Comentou ter aprendido muito ao escrever a obra que até a ela mesma surpreende. Narrar tão precisamente a perda de si próprio a partir da perda linguagem é concluir a importância de pertencer ao discurso, que é como trilhos por onde corre a linguagem comum. Sabia instintivamente, ou por experiência própria talvez, que a palavra é o laço que nos permite acesso ao outro, pertencimento a uma cultura.

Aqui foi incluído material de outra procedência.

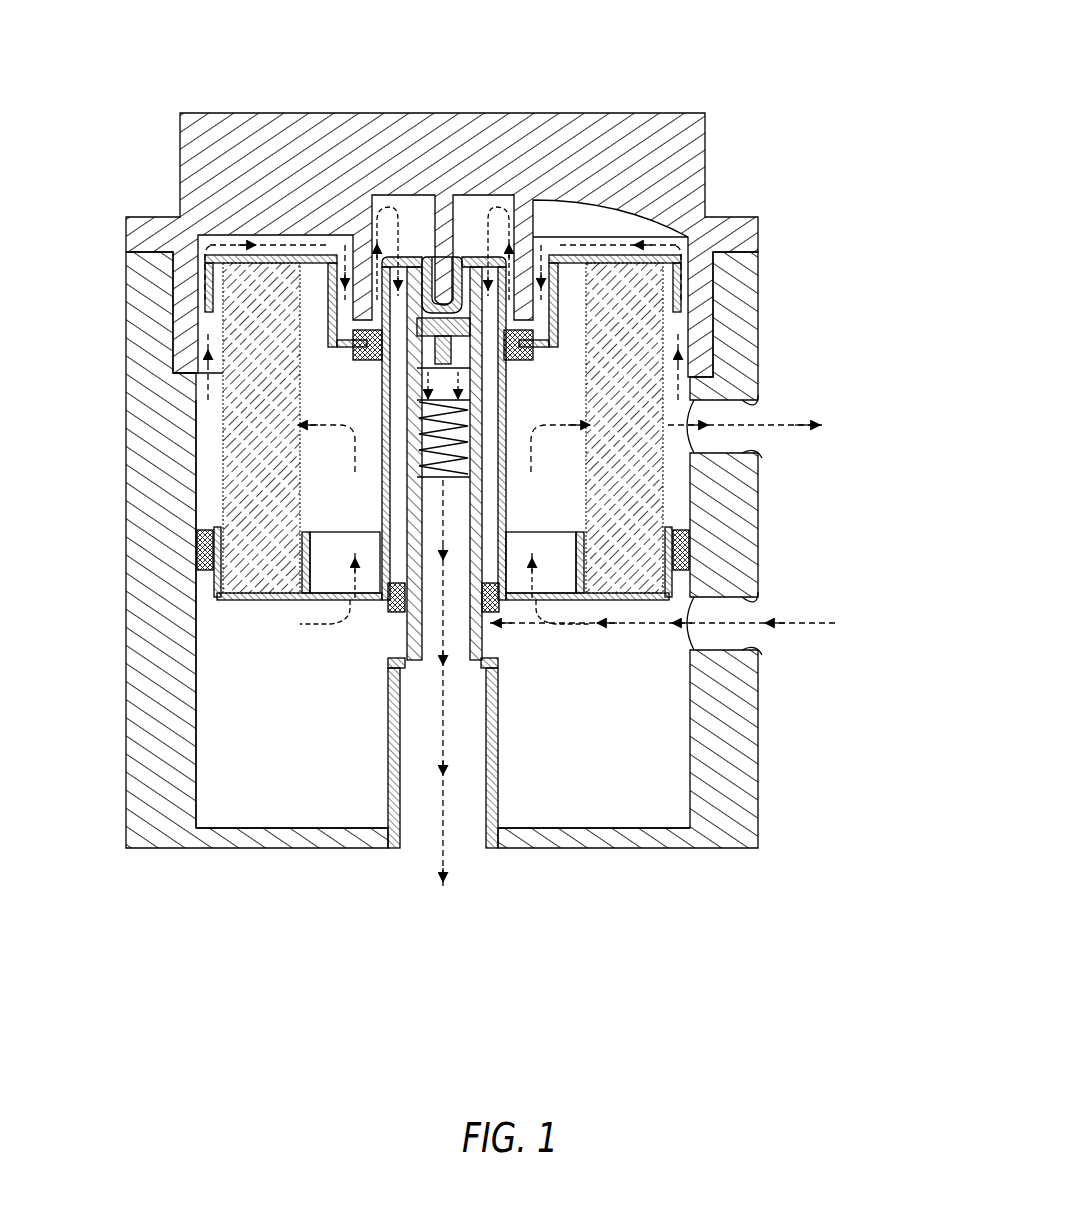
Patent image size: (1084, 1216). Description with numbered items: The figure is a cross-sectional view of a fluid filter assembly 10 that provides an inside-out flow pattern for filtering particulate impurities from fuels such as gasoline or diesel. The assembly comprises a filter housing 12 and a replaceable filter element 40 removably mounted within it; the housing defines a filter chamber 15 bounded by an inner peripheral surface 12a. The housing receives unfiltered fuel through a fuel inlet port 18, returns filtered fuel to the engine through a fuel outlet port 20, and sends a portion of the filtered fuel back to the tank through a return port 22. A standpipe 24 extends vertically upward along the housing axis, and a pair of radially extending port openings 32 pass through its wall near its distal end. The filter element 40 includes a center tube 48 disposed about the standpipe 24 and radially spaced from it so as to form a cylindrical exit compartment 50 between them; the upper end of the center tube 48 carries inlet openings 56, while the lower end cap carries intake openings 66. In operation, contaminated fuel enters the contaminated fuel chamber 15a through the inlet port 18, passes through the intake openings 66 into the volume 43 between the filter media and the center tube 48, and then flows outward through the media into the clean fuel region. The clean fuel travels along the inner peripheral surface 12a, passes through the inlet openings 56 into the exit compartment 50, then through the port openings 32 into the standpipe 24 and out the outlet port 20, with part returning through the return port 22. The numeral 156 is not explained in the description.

The fluid filter assembly 10 is at (783, 82).
The filter housing 12 is at (125, 745).
The inner peripheral surface 12a is at (196, 724).
The filter chamber 15 is at (302, 722).
The contaminated fuel chamber 15a is at (277, 806).
The fuel inlet port 18 is at (740, 640).
The fuel outlet port 20 is at (470, 832).
The return port 22 is at (740, 444).
The standpipe 24 is at (486, 512).
The port openings 32 is at (393, 368).
The filter element 40 is at (219, 487).
The volume 43 is at (338, 479).
The center tube 48 is at (510, 398).
The exit compartment 50 is at (400, 497).
The inlet openings 56 is at (408, 262).
The intake openings 66 is at (350, 599).
The outer flow channel 156 is at (206, 452).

Segundo nos conta o biógrafo de Clarice, Benjamim Moser, sobre esta obra, o personagem principal, Martim, é tomado pelo temor da insanidade que paira sobre aquele que “passa para o outro lado da vida”. O homem tinha a tendência de cair na profundidade, o que um dia ainda poderia levá-lo a um abismo, escreveu a autora.

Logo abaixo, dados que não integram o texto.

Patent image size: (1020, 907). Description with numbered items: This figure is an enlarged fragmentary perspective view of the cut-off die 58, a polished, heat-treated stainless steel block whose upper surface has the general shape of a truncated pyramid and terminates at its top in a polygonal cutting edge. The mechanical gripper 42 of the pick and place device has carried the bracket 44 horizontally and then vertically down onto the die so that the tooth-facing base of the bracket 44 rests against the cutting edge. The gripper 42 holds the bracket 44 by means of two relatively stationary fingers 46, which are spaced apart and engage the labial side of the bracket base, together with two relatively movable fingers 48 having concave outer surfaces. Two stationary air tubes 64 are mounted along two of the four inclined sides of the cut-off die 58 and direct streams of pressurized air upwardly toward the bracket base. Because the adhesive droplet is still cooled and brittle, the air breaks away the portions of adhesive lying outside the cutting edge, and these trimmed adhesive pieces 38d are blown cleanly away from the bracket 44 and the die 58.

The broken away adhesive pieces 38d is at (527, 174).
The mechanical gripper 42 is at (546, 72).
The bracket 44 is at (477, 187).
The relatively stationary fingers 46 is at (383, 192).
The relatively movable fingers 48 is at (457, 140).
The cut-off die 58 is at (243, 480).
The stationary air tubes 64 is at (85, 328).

Assim também trabalha o psicanalista, que faz sua escuta do que de mais singular traz cada um que vem para falar de si. Escutamos os sons daquele sujeito, os elementos lógicos de seu sintoma e dos circuitos que percorre. O que difere e faz do sujeito algo tão único é que cada um tem seus próprios sons, registrados desde os primeiros contatos, e sons humanos que afetaram nossos corpos.

Ninguém copia os sons do outro, eles são absolutamente únicos, derivados das marcas inconscientes desde o início de sua existência e que ecoarão nele para sempre.

A clínica da psicanálise nos demonstra que “sabe-se” de tudo isso, sem saber, a escrita de cada um está registrada no próprio corpo. A escuta dos sons de cada um nos ensina a especial função do analista em captar na palavra aquilo que importa e que mais representa aquele que fala.